Conservation leaders who’ve been tracking the status of a resolution that could decide the fate of the Boundary Waters Canoe Area Wilderness are now sounding the alarm. A vote that will either affirm or eliminate protections for the Boundary Waters Canoe Area Wilderness will happen as early as Wednesday.
“We just got notice that there’s time being held on the floor [Wednesday] for the CRA resolution,” executive director of Save the Boundary Waters Ingrid Lyons said in a call to action from D.C. Tuesday evening. “So it’s not official that it will be voted on but it’s on the docket, it’s in the queue. Which makes sense, there’s only two weeks left here on the CRA. But we’re getting official word that the vote could be as soon as tomorrow, so, continue to call your senators. It’s go time.”

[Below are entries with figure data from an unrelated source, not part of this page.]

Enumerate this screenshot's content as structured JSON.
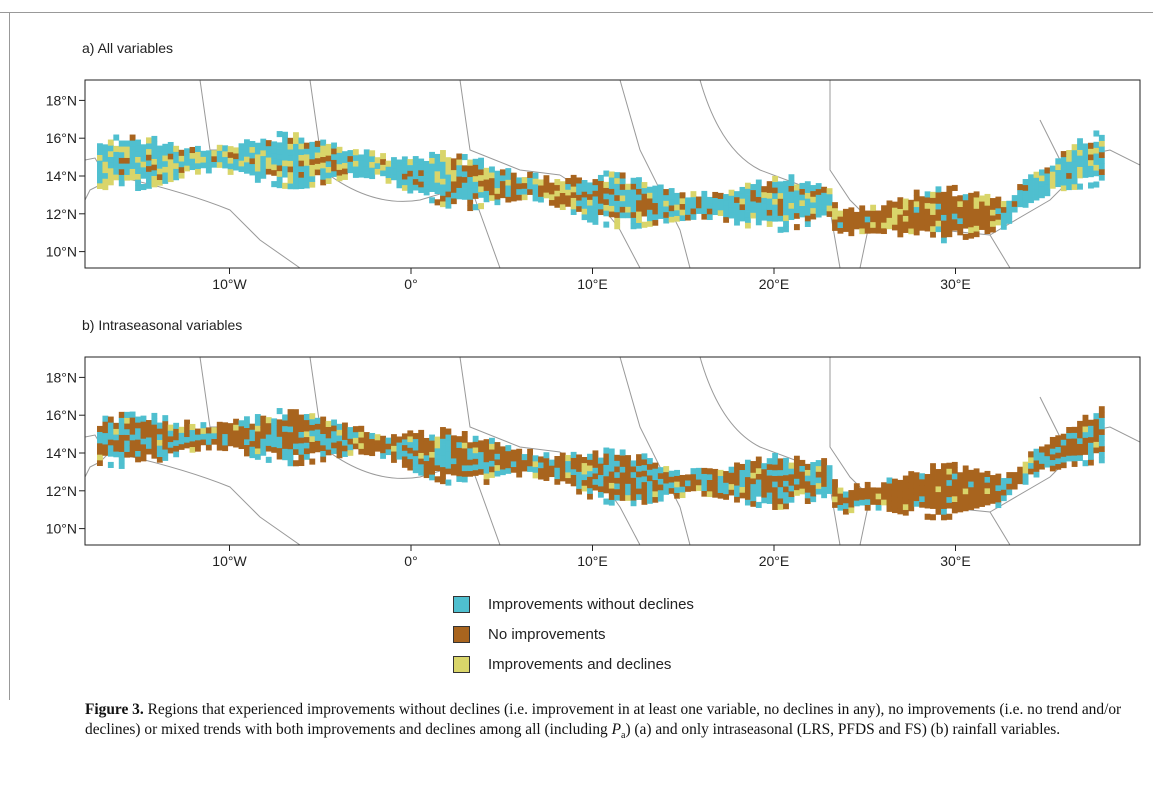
{
  "figure": {
    "panels": [
      {
        "title": "a) All variables",
        "lat_ticks": [
          "18°N",
          "16°N",
          "14°N",
          "12°N",
          "10°N"
        ],
        "lon_ticks": [
          "10°W",
          "0°",
          "10°E",
          "20°E",
          "30°E"
        ]
      },
      {
        "title": "b) Intraseasonal variables",
        "lat_ticks": [
          "18°N",
          "16°N",
          "14°N",
          "12°N",
          "10°N"
        ],
        "lon_ticks": [
          "10°W",
          "0°",
          "10°E",
          "20°E",
          "30°E"
        ]
      }
    ],
    "legend": [
      {
        "label": "Improvements without declines",
        "color": "#4fbfcf"
      },
      {
        "label": "No improvements",
        "color": "#a8641e"
      },
      {
        "label": "Improvements and declines",
        "color": "#d9d56a"
      }
    ],
    "caption": {
      "label": "Figure 3.",
      "text_1": " Regions that experienced improvements without declines (i.e. improvement in at least one variable, no declines in any), no improvements (i.e. no trend and/or declines) or mixed trends with both improvements and declines among all (including ",
      "symbol": "P",
      "subscript": "a",
      "text_2": ") (a) and only intraseasonal (LRS, PFDS and FS) (b) rainfall variables."
    }
  }
}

House Joint Resolution 140 passed the House of Representatives in January, but has since stalled in the Senate. It relied on an unprecedented use of the Congressional Review Act to overturn a 20-year mineral withdrawal enacted in 2023. The Minnesota Star-Tribune reported last month that there has been a lack of consensus among lawmakers over the issue.

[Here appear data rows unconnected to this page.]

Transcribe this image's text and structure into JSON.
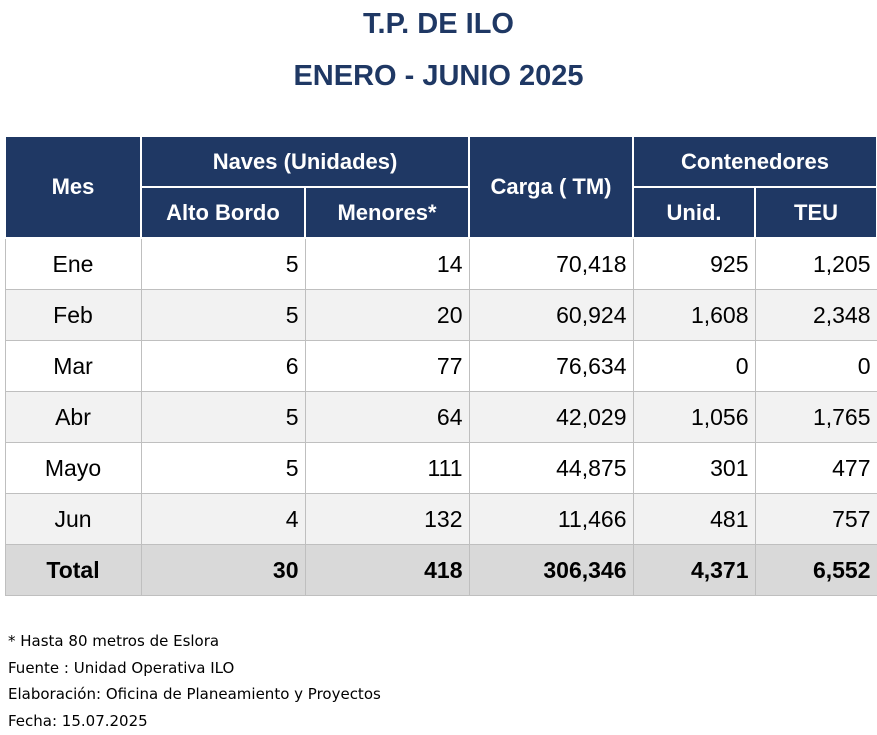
{
  "title_line1": "T.P. DE ILO",
  "title_line2": "ENERO - JUNIO 2025",
  "table": {
    "headers": {
      "mes": "Mes",
      "naves": "Naves (Unidades)",
      "alto_bordo": "Alto Bordo",
      "menores": "Menores*",
      "carga": "Carga ( TM)",
      "contenedores": "Contenedores",
      "unid": "Unid.",
      "teu": "TEU"
    },
    "rows": [
      {
        "mes": "Ene",
        "alto_bordo": "5",
        "menores": "14",
        "carga": "70,418",
        "unid": "925",
        "teu": "1,205"
      },
      {
        "mes": "Feb",
        "alto_bordo": "5",
        "menores": "20",
        "carga": "60,924",
        "unid": "1,608",
        "teu": "2,348"
      },
      {
        "mes": "Mar",
        "alto_bordo": "6",
        "menores": "77",
        "carga": "76,634",
        "unid": "0",
        "teu": "0"
      },
      {
        "mes": "Abr",
        "alto_bordo": "5",
        "menores": "64",
        "carga": "42,029",
        "unid": "1,056",
        "teu": "1,765"
      },
      {
        "mes": "Mayo",
        "alto_bordo": "5",
        "menores": "111",
        "carga": "44,875",
        "unid": "301",
        "teu": "477"
      },
      {
        "mes": "Jun",
        "alto_bordo": "4",
        "menores": "132",
        "carga": "11,466",
        "unid": "481",
        "teu": "757"
      }
    ],
    "total": {
      "mes": "Total",
      "alto_bordo": "30",
      "menores": "418",
      "carga": "306,346",
      "unid": "4,371",
      "teu": "6,552"
    }
  },
  "notes": {
    "footnote": "* Hasta 80 metros de Eslora",
    "fuente": "Fuente : Unidad Operativa ILO",
    "elaboracion": "Elaboración: Oficina de Planeamiento y Proyectos",
    "fecha": "Fecha: 15.07.2025"
  },
  "colors": {
    "header_bg": "#1f3864",
    "title_color": "#1f3864",
    "total_bg": "#d9d9d9",
    "stripe_bg": "#f2f2f2"
  }
}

Save the Boundary Waters declined to comment on whether the vote is moving forward now because enough votes have been secured to pass the resolution, or if the 60-day expiration on the resolution is forcing Senators to move forward anyway.

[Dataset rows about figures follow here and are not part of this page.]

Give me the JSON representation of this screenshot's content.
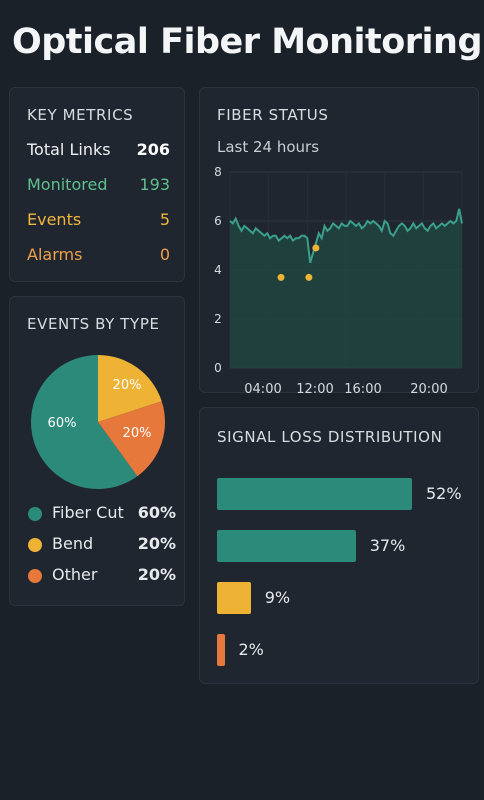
{
  "page_title": "Optical Fiber Monitoring",
  "colors": {
    "teal": "#2c8a7b",
    "yellow": "#eeb234",
    "orange": "#e5783a",
    "green_text": "#5fbf8e",
    "orange_text": "#f0a04a"
  },
  "key_metrics": {
    "title": "KEY METRICS",
    "rows": [
      {
        "label": "Total Links",
        "value": "206"
      },
      {
        "label": "Monitored",
        "value": "193"
      },
      {
        "label": "Events",
        "value": "5"
      },
      {
        "label": "Alarms",
        "value": "0"
      }
    ]
  },
  "events_by_type": {
    "title": "EVENTS BY TYPE",
    "slice_labels": [
      "60%",
      "20%",
      "20%"
    ],
    "legend": [
      {
        "label": "Fiber Cut",
        "value": "60%"
      },
      {
        "label": "Bend",
        "value": "20%"
      },
      {
        "label": "Other",
        "value": "20%"
      }
    ]
  },
  "fiber_status": {
    "title": "FIBER STATUS",
    "subtitle": "Last 24 hours",
    "y_ticks": [
      "8",
      "6",
      "4",
      "2",
      "0"
    ],
    "x_ticks": [
      "04:00",
      "12:00",
      "16:00",
      "20:00"
    ]
  },
  "signal_loss": {
    "title": "SIGNAL LOSS DISTRIBUTION",
    "bars": [
      {
        "label": "52%"
      },
      {
        "label": "37%"
      },
      {
        "label": "9%"
      },
      {
        "label": "2%"
      }
    ]
  },
  "chart_data": [
    {
      "type": "pie",
      "categories": [
        "Fiber Cut",
        "Bend",
        "Other"
      ],
      "values": [
        60,
        20,
        20
      ]
    },
    {
      "type": "line",
      "title": "FIBER STATUS",
      "subtitle": "Last 24 hours",
      "x_ticks": [
        "04:00",
        "12:00",
        "16:00",
        "20:00"
      ],
      "ylim": [
        0,
        8
      ],
      "series": [
        {
          "values": [
            6.0,
            5.9,
            6.1,
            5.8,
            5.6,
            5.8,
            5.7,
            5.6,
            5.5,
            5.7,
            5.6,
            5.5,
            5.4,
            5.5,
            5.3,
            5.4,
            5.4,
            5.2,
            5.3,
            5.4,
            5.3,
            5.4,
            5.2,
            5.3,
            5.3,
            5.4,
            5.4,
            5.3,
            4.3,
            4.7,
            5.1,
            5.5,
            5.3,
            5.8,
            5.6,
            5.7,
            5.9,
            5.8,
            5.7,
            5.9,
            5.8,
            5.8,
            6.0,
            5.9,
            5.8,
            5.9,
            5.7,
            5.8,
            6.0,
            5.9,
            6.0,
            5.9,
            5.8,
            5.6,
            6.0,
            5.9,
            5.5,
            5.4,
            5.6,
            5.8,
            5.9,
            5.8,
            5.6,
            5.7,
            5.9,
            5.7,
            5.8,
            5.9,
            5.7,
            5.6,
            5.8,
            5.9,
            5.7,
            5.8,
            5.9,
            5.8,
            5.9,
            6.0,
            5.9,
            6.0,
            6.5,
            5.9
          ]
        }
      ],
      "events": [
        {
          "x_frac": 0.22,
          "y": 3.7
        },
        {
          "x_frac": 0.34,
          "y": 3.7
        },
        {
          "x_frac": 0.37,
          "y": 4.9
        }
      ]
    },
    {
      "type": "bar",
      "title": "SIGNAL LOSS DISTRIBUTION",
      "orientation": "horizontal",
      "values": [
        52,
        37,
        9,
        2
      ]
    }
  ]
}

“[This vote] will decide the fate of the Boundary Waters Canoe Area Wilderness. This bill sells out America’s public lands to foreign mining interests — plain and simple,” Lyons said in a separate statement. “Support for H.J. Res. 140 hides behind ‘America First’ rhetoric, but in reality, this resolution risks one of our most cherished landscapes for a project that benefits foreign companies — not the American people. It sets a dangerous precedent nationwide for public lands, opening up more than 225,000 acres of protected federal land in the headwaters of the Boundary Waters and Voyageurs National Park to the threat of sulfide-ore copper mining.”
The U.S. House of Representatives narrowly passed HJR 140 this winter, which puts a copper-nickel mine on the edge of the Boundary Waters Canoe Area Wilderness one step closer to reality. The House voted 214-208 in favor of overturning the BWCA’s current protections, which cover 225,504 acres in the Superior National Forest and center around the Rainy River Watershed that lies upstream of the BWCA.
Related: Trump Administration and Congress Are Attempting an ‘Unprecedented Maneuver’ to Roll Back Minnesota’s Boundary Waters Protections
“The Boundary Waters is the pinnacle of wild places,” Matthew Schultz with Sportsmen for the Boundary Waters told OL in January. “The chance of polluting a place like that to me is pretty crazy. It just doesn’t shake out.”